Mau tahu berapa banyak pasal yang menjerat seorang Mitnick di Amerika Serikat?

- 18 U.S.C. § 1029: Possession of Unauthorized Access Devices; Penggunaan peralatan akses secara ilegal
- 18 U.S.C. § 1030(a)(4): Computer Fraud; Pelanggaran komputer
- 18 U.S.C. § 1030(a)(5): Causing Damage To Computers; Menimbulkan kerusakan pada komputer
- 18 U.S.C. § 1343: Wire Fraud; Interception of Wire or Electronic Communications; Pelanggaran

(komunikasi) kabel, penyadapan lewat kabel atau alat komunikasi elektronik
- 18 U.S.C. § 2(a): Aiding and Abetting; Membantu kejahatan atau melakukan persekongkolan
- 18 U.S.C. § 2(b): Causing and Act to be Done; Menjadi dalang kejahatan

Masih ada lagi pasal-pasal lain seperti:
Undang-undang yang mengatur masalah computer intrusion (pembobolan jaringan komputer) di Amerika Serikat:

- 18 U.S.C. § 1029. Fraud and Related Activity in Connection with Access Devices
- 18 U.S.C. § 1030. Fraud and Related Activity in Connection with Computers
- 18 U.S.C. § 1362. Communication Lines, Stations, or Systems
- 18 U.S.C. § 2510 et seq.
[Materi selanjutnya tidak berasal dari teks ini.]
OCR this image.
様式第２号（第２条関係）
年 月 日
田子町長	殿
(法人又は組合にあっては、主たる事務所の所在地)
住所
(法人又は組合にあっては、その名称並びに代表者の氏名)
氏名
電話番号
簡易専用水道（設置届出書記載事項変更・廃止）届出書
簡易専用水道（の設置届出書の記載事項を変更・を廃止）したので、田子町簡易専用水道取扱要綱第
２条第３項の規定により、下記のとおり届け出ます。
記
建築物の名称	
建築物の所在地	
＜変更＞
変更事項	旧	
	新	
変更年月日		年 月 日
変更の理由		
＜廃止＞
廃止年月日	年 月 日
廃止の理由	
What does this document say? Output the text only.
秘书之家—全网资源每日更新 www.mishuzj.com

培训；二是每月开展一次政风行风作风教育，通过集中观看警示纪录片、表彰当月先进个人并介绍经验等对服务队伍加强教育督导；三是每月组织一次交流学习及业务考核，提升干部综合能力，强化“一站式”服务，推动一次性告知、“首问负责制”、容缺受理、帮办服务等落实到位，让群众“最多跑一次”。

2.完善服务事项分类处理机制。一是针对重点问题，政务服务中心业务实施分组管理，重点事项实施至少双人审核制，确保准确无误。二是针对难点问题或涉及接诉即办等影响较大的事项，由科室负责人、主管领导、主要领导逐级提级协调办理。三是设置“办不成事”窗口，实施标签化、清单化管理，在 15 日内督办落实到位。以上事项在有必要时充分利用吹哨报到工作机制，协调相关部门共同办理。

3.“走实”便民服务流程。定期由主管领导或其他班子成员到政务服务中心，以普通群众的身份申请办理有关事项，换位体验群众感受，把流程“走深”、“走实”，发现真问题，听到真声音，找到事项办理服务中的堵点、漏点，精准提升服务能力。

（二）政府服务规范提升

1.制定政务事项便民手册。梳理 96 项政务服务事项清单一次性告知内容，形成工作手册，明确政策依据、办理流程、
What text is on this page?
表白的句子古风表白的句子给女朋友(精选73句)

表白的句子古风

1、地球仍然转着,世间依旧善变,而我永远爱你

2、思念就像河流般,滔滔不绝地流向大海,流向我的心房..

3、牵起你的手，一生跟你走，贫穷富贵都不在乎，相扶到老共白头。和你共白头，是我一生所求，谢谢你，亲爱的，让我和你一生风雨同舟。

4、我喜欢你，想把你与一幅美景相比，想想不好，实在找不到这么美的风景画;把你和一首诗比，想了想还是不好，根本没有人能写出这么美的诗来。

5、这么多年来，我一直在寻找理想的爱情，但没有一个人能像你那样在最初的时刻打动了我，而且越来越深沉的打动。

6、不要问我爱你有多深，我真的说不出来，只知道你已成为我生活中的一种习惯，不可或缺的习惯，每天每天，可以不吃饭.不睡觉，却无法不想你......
Wire and Electronic Communications Interception and Interception of Oral Communications
- 18 U.S.C. § 2701 et seq. Stored Wire and Electronic Communications and Transactional Record Access
- 18 U.S.C. § 3121 et seq. Recording of Dialing, Routing, Addressing, and Signaling Information.

            Bayangkan betapa kompleksnya aspek hukum yang berhasil menahan Kevin Mitnick. Sangat jauh dengan pasal yang menjerat seorang Dani di Indonesia. Memang aksi cybercrime yang dilakukan Mitnick jauh lebih parah ketimbang Dani. Namun setidaknya ini bisa memberi gambaran betapa negara yang diisukan menganut azas kebebasan seperti Amerika Serikat punya aturan hukum yang cukup detail untuk menjerat warganya.